Iranian Fingerprints

Predictably, after barely a month of investigating, India concluded a local cell of radical Shi’is, directed by IRGC, had carried out the Embassy attack, and this information was leaked to the media by an outraged Indian government. Whatever doubts there were about the Iranian intentions with the bombing, “the message was clear and the threat is real”, said one of the experts investigating the attack, speaking to The Hindustan Times on background.

Iran, of course, denied everything. The Iranian Embassy in India issued a conspiratorial denial, saying that (unnamed) “third parties” were opposed to closer India-Iran relations and their “spoiler intentions” and “sinister wishes” had to be resisted.

Worse Than it Looked

Soon after the attack, India’s police described the IED as a “very low-intensity” device, more a “mischievous attempt to create a sensation” than a serious attempt to do harm, and Israel’s Channel 13 echoed this, saying the IED was “very primitive” and did not seem to be the work of a “sophisticated terror cell”. This turned out to be quite wrong.

Further details of the investigation were leaked to The Hindustan Times this week, and two stand out.

In the first place, the IED was not a crude one: “it was a remote-controlled device triggered off by a bomber using line of sight”—presumably one of the two people captured on CCTV footage getting out of a taxi and planting the device just before its explosion. “While the results of the nature of the explosive are still awaited from forensic labs, the agencies feel the device was either an ammonium nitrate-fuel oil explosive with an electric detonator or a more sophisticated PETN (pentaerythritol tetranitrate) device.” What is certain is that the bomb was packed with ammonium powder and ball bearings, and this shrapnel is what blew in the windows of the nearby cars.

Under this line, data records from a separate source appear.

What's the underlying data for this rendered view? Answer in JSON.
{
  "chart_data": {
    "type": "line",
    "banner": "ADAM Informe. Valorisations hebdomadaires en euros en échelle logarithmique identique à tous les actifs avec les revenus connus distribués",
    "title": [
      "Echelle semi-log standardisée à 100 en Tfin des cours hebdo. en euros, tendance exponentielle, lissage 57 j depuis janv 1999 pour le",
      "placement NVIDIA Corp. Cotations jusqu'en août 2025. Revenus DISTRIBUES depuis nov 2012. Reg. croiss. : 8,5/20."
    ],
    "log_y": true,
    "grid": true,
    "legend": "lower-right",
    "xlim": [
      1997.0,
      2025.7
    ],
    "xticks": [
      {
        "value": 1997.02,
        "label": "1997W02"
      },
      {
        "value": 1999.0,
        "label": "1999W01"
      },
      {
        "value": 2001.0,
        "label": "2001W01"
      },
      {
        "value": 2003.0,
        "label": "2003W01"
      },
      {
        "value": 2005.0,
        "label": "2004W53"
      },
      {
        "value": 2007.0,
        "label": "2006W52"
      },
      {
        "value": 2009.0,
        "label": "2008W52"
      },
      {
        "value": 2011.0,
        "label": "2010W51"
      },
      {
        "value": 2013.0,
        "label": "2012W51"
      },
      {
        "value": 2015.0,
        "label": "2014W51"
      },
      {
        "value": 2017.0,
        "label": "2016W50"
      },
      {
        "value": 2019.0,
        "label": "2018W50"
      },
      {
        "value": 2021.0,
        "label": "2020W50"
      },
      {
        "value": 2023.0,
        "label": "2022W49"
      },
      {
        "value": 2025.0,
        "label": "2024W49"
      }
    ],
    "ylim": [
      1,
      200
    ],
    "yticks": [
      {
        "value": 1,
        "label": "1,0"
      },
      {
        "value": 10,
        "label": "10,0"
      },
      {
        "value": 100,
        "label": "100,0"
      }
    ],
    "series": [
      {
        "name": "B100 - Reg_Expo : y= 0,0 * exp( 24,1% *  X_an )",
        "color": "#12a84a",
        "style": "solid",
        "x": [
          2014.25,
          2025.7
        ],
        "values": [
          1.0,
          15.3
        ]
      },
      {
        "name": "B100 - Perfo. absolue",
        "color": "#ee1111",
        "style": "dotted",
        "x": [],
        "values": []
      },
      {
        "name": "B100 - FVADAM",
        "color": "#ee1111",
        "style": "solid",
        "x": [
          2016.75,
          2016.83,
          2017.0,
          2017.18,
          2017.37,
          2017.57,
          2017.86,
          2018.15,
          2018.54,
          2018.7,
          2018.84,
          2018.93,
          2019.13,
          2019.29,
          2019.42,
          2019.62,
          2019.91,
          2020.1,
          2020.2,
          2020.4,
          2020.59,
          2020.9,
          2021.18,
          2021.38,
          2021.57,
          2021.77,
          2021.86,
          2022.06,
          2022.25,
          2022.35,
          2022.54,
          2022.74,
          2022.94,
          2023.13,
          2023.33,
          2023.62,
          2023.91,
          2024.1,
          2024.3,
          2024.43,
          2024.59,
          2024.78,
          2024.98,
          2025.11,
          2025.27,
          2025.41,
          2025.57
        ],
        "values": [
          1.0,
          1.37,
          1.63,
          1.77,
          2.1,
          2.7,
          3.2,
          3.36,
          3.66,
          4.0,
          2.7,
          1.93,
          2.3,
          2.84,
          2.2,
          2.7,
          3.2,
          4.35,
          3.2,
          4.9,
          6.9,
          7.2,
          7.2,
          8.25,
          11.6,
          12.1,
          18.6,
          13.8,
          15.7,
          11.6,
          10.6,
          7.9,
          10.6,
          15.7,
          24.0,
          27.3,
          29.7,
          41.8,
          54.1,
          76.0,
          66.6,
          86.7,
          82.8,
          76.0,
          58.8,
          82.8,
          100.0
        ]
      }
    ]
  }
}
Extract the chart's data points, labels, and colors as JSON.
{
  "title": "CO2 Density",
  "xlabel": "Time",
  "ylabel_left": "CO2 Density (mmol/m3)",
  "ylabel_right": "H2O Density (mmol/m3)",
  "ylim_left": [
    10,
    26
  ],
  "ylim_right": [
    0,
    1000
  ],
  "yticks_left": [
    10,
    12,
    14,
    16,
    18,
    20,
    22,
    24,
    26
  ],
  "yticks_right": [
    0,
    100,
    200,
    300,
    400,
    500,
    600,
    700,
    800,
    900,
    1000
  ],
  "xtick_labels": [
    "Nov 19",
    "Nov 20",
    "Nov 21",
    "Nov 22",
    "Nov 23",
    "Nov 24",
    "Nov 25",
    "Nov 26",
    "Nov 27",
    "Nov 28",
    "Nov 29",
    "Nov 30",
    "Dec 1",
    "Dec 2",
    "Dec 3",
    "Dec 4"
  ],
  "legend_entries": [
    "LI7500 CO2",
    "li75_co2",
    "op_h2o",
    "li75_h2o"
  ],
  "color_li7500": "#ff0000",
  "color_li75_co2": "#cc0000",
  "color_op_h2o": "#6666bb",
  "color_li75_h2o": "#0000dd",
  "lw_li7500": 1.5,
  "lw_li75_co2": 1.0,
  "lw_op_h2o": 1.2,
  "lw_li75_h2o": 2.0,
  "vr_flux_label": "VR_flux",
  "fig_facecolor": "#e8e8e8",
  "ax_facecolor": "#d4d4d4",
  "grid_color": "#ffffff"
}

And second, the attackers left false-flag markers at the scene to point to the Islamic State (ISIS) as the perpetrator, but Indian “counterterror agencies are clear that the blast was part of the asymmetric warfare campaign being carried out by Iran’s Islamic Revolutionary Guard Corps against Israel”.

Not the First Time

This is not the first time IRGC has targeted Israel on Indian soil. In February 2012, IRGC attacked Israeli diplomats in India with an IED against their car, wounding four people, and within twenty-four hours similar attacks had been attempted in Georgia and Thailand. This was just months after the U.S. Justice Department issued an indictment over an IRGC plot, involving Mexican drug cartels, to blow up the Saudi ambassador at a café in the American capital. Iran’s motive at that time, similar to the present, was revenge for a series of deaths among its nuclear scientists, some more verifiably assassinations than others.

Implications

The attempted attack in India shows that Iran remains committed to global terrorism. As the new Biden administration considers how to move forward with Iran—whether and how to re-enter the nuclear deal, the Joint Comprehensive Plan of Action (JCPOA), and what to do about sanctions—it must not repeat the mistakes of the past by ignoring IRGC’s unconventional military adventurism. Iran’s Islamist imperialism should be kept central in the debate.